Paulus zeigt, was ein Brief zu leisten vermag. Anlass seiner Schreiben sind oft Irrungen und Wirrungen in den Gemeinden, in denen Paulus „als weiser Baumeister den Grund gelegt“ hat. Seine Briefe zeigen den von „der Gnade, die mir verliehen wurde“, getriebenen Gemeindegründer mit der Feder von einer Front zur nächsten eilen, hier ein Leck schließen und dort gegen eine Feuerbrunst schreibend ankämpfen. In seinen Schreiben an die jungen Gemeinden kratzt er aber nicht nur an der konkreten Oberfläche. Wer schreibt, hält fest, hebt den Inhalt aus der flüchtigen Zeitlichkeit heraus. Paulus greift aus, bohrt tiefer, treibt ins Grundsätzliche und hebt damit das Medium Brief auf ein völlig neues intellektuelles Niveau. „Die Briefe führen vor Augen“, so der Theologe und Lyriker Christian Lehnert, „was es heißt, ganz bejahend in der Welt zu leben, ohne in ihr letztendlich beheimatet zu sein“. Aus den Briefen an die Gemeinde wurden Rundschreiben, die bald dann auch zur DNA der neuen Religion gehörten.

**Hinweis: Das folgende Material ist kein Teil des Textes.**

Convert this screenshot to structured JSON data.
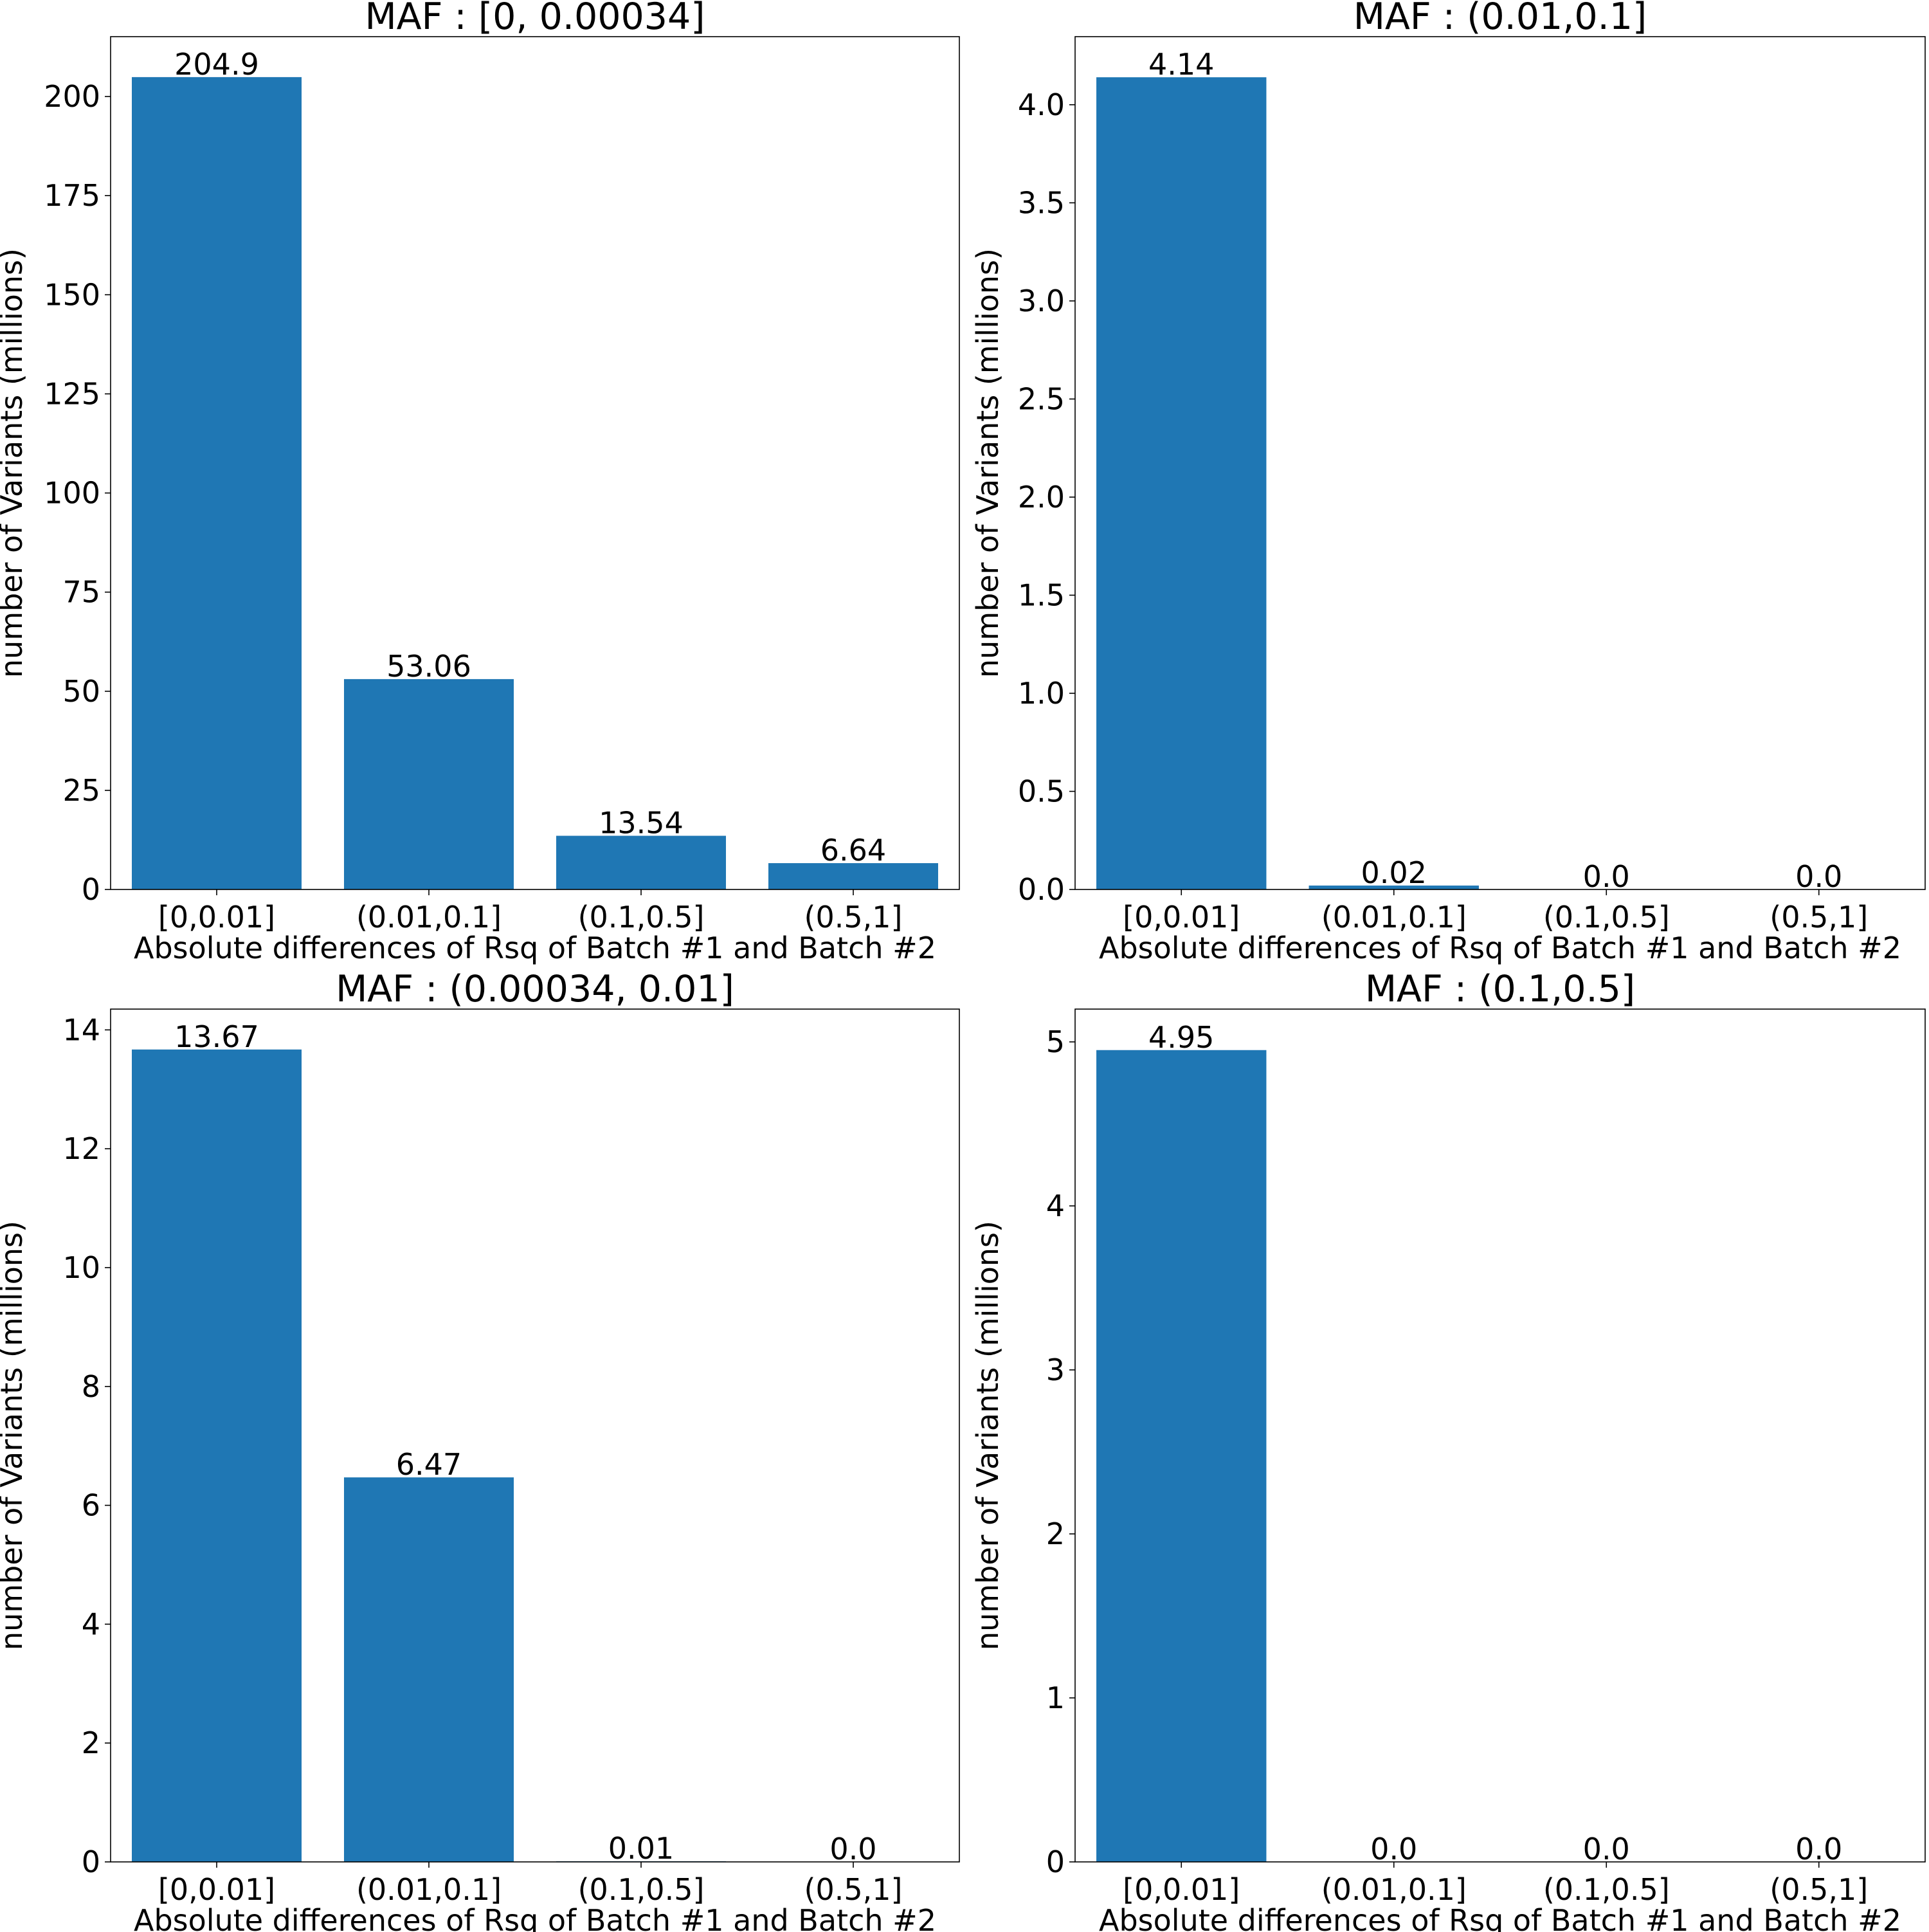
{
  "chart_data": [
    {
      "type": "bar",
      "title": "MAF : [0, 0.00034]",
      "xlabel": "Absolute differences of Rsq of Batch #1 and Batch #2",
      "ylabel": "number of Variants (millions)",
      "categories": [
        "[0,0.01]",
        "(0.01,0.1]",
        "(0.1,0.5]",
        "(0.5,1]"
      ],
      "values": [
        204.9,
        53.06,
        13.54,
        6.64
      ],
      "data_labels": [
        "204.9",
        "53.06",
        "13.54",
        "6.64"
      ],
      "yticks": [
        0,
        25,
        50,
        75,
        100,
        125,
        150,
        175,
        200
      ],
      "ylim": [
        0,
        215.1
      ],
      "color": "#1f77b4",
      "grid": false
    },
    {
      "type": "bar",
      "title": "MAF : (0.01,0.1]",
      "xlabel": "Absolute differences of Rsq of Batch #1 and Batch #2",
      "ylabel": "number of Variants (millions)",
      "categories": [
        "[0,0.01]",
        "(0.01,0.1]",
        "(0.1,0.5]",
        "(0.5,1]"
      ],
      "values": [
        4.14,
        0.02,
        0.0,
        0.0
      ],
      "data_labels": [
        "4.14",
        "0.02",
        "0.0",
        "0.0"
      ],
      "yticks": [
        "0.0",
        "0.5",
        "1.0",
        "1.5",
        "2.0",
        "2.5",
        "3.0",
        "3.5",
        "4.0"
      ],
      "ylim": [
        0,
        4.347
      ],
      "color": "#1f77b4",
      "grid": false
    },
    {
      "type": "bar",
      "title": "MAF : (0.00034, 0.01]",
      "xlabel": "Absolute differences of Rsq of Batch #1 and Batch #2",
      "ylabel": "number of Variants (millions)",
      "categories": [
        "[0,0.01]",
        "(0.01,0.1]",
        "(0.1,0.5]",
        "(0.5,1]"
      ],
      "values": [
        13.67,
        6.47,
        0.01,
        0.0
      ],
      "data_labels": [
        "13.67",
        "6.47",
        "0.01",
        "0.0"
      ],
      "yticks": [
        0,
        2,
        4,
        6,
        8,
        10,
        12,
        14
      ],
      "ylim": [
        0,
        14.35
      ],
      "color": "#1f77b4",
      "grid": false
    },
    {
      "type": "bar",
      "title": "MAF : (0.1,0.5]",
      "xlabel": "Absolute differences of Rsq of Batch #1 and Batch #2",
      "ylabel": "number of Variants (millions)",
      "categories": [
        "[0,0.01]",
        "(0.01,0.1]",
        "(0.1,0.5]",
        "(0.5,1]"
      ],
      "values": [
        4.95,
        0.0,
        0.0,
        0.0
      ],
      "data_labels": [
        "4.95",
        "0.0",
        "0.0",
        "0.0"
      ],
      "yticks": [
        0,
        1,
        2,
        3,
        4,
        5
      ],
      "ylim": [
        0,
        5.2
      ],
      "color": "#1f77b4",
      "grid": false
    }
  ]
}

Können wir noch vertrauen?

Seitdem der Virus innerhalb kurzer Zeit die Welt außer Kraft gesetzt hat, ist das Vertrauen in die Kontrollierbarkeit des Lebens ins Wanken geraten. „Wir bewohnen ein Klima des Vertrauens, so wie wir in der Atmosphäre leben“, so die Philosophin Annette Baier, „wir nehmen es wahr wie die Luft, nämlich erst dann, wenn es knapp oder verschmutzt ist“. Worauf ist Verlass? Etwas Festes muss der Mensch haben, hat Matthias Claudius gesagt. Die Frage nach dem festen Grund in der Tiefe stellt sich nicht erst heute. Sie ist eine Frage, die zum Menschsein gehört, um die es gerade auch bei den Auseinandersetzungen in Korinth ging.

Worauf ist noch Verlass? Auf uns nicht. Auf die Technik nicht. Auf die Natur nicht. Aber auf ihn, genauer gesagt, auf das Kreuz Jesu ist Verlass, auf das Zeichen der Schwachheit, auf das Zeichen des Todes, sagt Paulus. Das Fundament ist gelegt: Jesus Christus. Vertrauen bedeutet immer, dass wir uns in andere Hände begeben. Das Vertrauen zum gekreuzigten und auferstandenen Christus entlastet uns so zuerst und vor allem von uns selbst. Wir selbst brauchen uns nicht mehr zu tragen. Vertrauen kann man weder befehlen noch erzwingen. Immer noch scheiden sich die Geister, ob einer den Schritt hinaus machen will in das Vertrauen.

Etwas einfacher als Paulus erzählt die Parabel im eingangs erwähnten Brief von diesem Vertrauen. Ein Vogel liegt auf dem Rücken, die Füße nach oben gestreckt. „Was machst du?“ fragt ein anderer. „Ich trage den Himmel. Ohne mich stürzt er ein.“ Fällt ein Blatt vom Baum, der auf dem Rücken liegende Vogel fliegt erschreckt davon. Nicht wir tragen den Himmel. Der Himmel trägt uns.